Я против догм, какими бы они не были, хорошими или плохими. А так же за полную свободу выбора, для каждого индивидуума, а не за то, что бы уже при твоём рождении за тебя всё решили - кем ты будешь и где твоё место. Я против этого, как Новодворская против Коммуняк, прямо до состояния Чегевары. Это как в фильме Газонокосильщик, я как раз похож на КиберБоба:
"Я видел Парнасского бога"
"Правда" - Пирс Броснан
"Он во мне"
А вообще я всегда метил только на одно место - это Кащей Бессмертный, правда в исполнении не Милляра (мне у него Баба-Яга больше нравится, ну и Чудо-Юдо) а искромётного Олега Табакова. Особенно тот момент, когда его пытаются заколоть кинжалом: "Ну бессмертный, я, бессмертный, ну так на что будем играть, на свободу твоей невесты, иль на яичко заветное?"

Так что я как Кащей, тяну свою силу из сказок народов мира, а сказки передаются из покон веков, и тянутся на все поколения, так что сила растёт.

----------


## виктор

Вот решил выложить ещё одну теорию происходящего.  Если что-то подобное было на форуме, киньте ссылку.
Заранее приношу извинения за многабукав.
Итак, сначала  нужно ответить на следующие вопросы: 
1)что нужно, что бы построить прямую(т.е. одномерное пространство)? 2 точки.
2)что нужно, что бы задать плоскость(т.е. двумерное пространство)? Прямая и точка, не лежащая на ней.
3)что нужно, что бы задать трехмерное пространство? Плоскость и точка, не лежащая на ней.
Вывод: при добавлении к имеющемуся пространству точки, не находящейся в его пределах, получаем новое измерение.
Человеческое тело, как и все то, что его окружает и что может понять человеческий разум, имеет 3 измерения, тем не менее, не доказано невозможность существования четвертого, пятого, и других измерений в этой Вселенной. Напротив, изотропное расширение Вселенной-есть прямое док-во существования n-измерений. Ведь если растягивать плоскость однородно в разные стороны, то, все точки, лежащие на ней, не будут изотропно удаляться друг от друга, всегда найдется некий недвижимый центр. Но, если плоскость свернуть в сферу(добавив тем самым ещё одно измерение) и растягивать ее равномерно, то все точки, лежащие на поверхности этой сферы, будут изотропно удаляться друг от  друга, подтверждая тем самым теорию расширения Вселенной.
Не стоит забывать еще тот факт, что гипотетически время тоже можно представить как измерение, ведь если задать координаты автомобиля А в определённый момент времени, за точку отчета взяв центр Земли, а, затем задать координаты автомобиля Б, в другой момент времени, можно наблюдать, что координаты А и Б совпадают. Но ведь аварии не было. Координаты совпадать не должны. И не совпадут, если рассматривать время как четвертое измерение. Т. Е. получаем по крайней мере 5-мерное пространство, где: 1-длина, 2-ширина, 3-высота, 4-время, 5-измерениеХ, к-е,  должно измеряться, аналогично первым трем в метрах.
И результат: Вселенная представляет собой цилиндр, длина которого есть время и измеряется в секундах,  внутри цилиндра движется 4-хмерная сфера с определённой скоростью, видимый человеком мир находится на её поверхности.
 Есть ещё предположение, что цилиндр не один, вся система представляет собой множественное разветвление цилиндров, причем, если время стремится к бесконечности, с количеством ответвлений происходит то же самое.

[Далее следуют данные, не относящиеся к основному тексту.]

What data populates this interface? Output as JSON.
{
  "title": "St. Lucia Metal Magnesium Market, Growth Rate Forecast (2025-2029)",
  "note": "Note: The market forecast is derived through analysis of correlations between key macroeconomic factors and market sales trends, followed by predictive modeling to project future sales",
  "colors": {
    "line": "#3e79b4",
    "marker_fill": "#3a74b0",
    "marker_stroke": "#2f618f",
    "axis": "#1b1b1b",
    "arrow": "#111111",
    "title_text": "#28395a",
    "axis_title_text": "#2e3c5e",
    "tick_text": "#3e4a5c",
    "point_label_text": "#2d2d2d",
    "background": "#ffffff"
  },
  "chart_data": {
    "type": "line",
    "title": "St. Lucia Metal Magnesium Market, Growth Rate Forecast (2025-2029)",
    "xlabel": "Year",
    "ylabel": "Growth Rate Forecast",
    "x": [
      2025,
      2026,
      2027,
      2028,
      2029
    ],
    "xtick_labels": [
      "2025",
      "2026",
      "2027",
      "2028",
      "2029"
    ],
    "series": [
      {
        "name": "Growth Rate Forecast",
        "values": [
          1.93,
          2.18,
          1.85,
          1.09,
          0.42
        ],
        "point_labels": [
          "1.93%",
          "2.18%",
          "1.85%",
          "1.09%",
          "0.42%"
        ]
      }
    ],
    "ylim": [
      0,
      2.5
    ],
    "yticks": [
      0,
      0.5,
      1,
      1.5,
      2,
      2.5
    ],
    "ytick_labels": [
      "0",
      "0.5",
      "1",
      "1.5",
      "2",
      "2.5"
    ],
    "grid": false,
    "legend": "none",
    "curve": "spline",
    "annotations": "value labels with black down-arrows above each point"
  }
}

Вызвано это способностью материи менять ход вещей (Пример наглядно продемонстрирован в фильме «Эффект Бабочки»).То есть всегда (и 14 млрд лет назад, и раньше) существовал сгусток цилиндроподобных  тоннелей, между которыми, если верить гипотезе об искривлении пространства, имеются еще и микротоннели (чревоточины, кротовые норы), по которым можно телепортироваться. Эта гипотеза не подтверждена научно, хоть и является самой логичной.
  Представьте на минуту, что рядом с нашим миром есть мир более примитивный, который населяют сущности, не имеющие высоты. Способны ли мы разглядеть их с помощью любых приспособлений? Нет. Нельзя разглядеть то, что не имеет высоты. Так и они не могут разглядеть человека, но какая-то связь между ними определенно должна быть. Склонен полагать, что связь это осуществляется полем, которое нам еще предстоит открыть (те самые приспособления). Судя по всему, поле информационное и пронизывает весь сгусток тоннелей, сколько бы измерений он не насчитывал. Вначале было слово. И слово было Бог. Не замечаете связь? Оказывается, пророки, составлявшие Библию, знали, что Бог-это слово, т.е. информация. Душа, вероятно, n-мерная сущность, человек может на неё воздействовать своими мыслями, чувствами, тем самым меняя её. Возможно, в этом и заключается смысл бытия(если он вообще есть).
 У меня на этом всё, тухлые яйца в студию!!!

----------


## fuсka rolla

> Прямая и точка, не лежащая на ней.
> 3)что нужно, что бы задать трехмерное пространство? Плоскость и точка, не лежащая на ней.
> Вывод: при добавлении к имеющемуся пространству точки, не находящейся в его пределах, получаем новое измерение.
> Человеческое тело, как и все то, что его окружает и что может понять человеческий разум, имеет 3 измерения, тем не менее, не доказано невозможность существования четвертого, пятого, и других измерений в этой Вселенной. Напротив, изотропное расширение Вселенной-есть прямое док-во существования n-измерений. Ведь если растягивать плоскость однородно в разные стороны, то, все точки, лежащие на ней, не будут изотропно удаляться друг от друга, всегда найдется некий недвижимый центр. Но, если плоскость свернуть в сферу(добавив тем самым ещё одно измерение) и растягивать ее равномерно, то все точки, лежащие на поверхности этой сферы, будут изотропно удаляться друг от  друга, подтверждая тем самым теорию расширения Вселенной.
> Не стоит забывать еще тот факт, что гипотетически время тоже можно представить как измерение, ведь если задать координаты автомобиля А в определённый момент времени, за точку отчета взяв центр Земли, а, затем задать координаты автомобиля Б, в другой момент времени, можно наблюдать, что координаты А и Б совпадают. Но ведь аварии не было. Координаты совпадать не должны. И не совпадут, если рассматривать время как четвертое измерение. Т. Е. получаем по крайней мере 5-мерное пространство, где: 1-длина, 2-ширина, 3-высота, 4-время, 5-измерениеХ, к-е,  должно измеряться, аналогично первым трем в метрах.
> И результат: Вселенная представляет собой цилиндр, длина которого есть время и измеряется в секундах,  внутри цилиндра движется 4-хмерная сфера с определённой скоростью, видимый человеком мир находится на её поверхности.


 все не прочитал)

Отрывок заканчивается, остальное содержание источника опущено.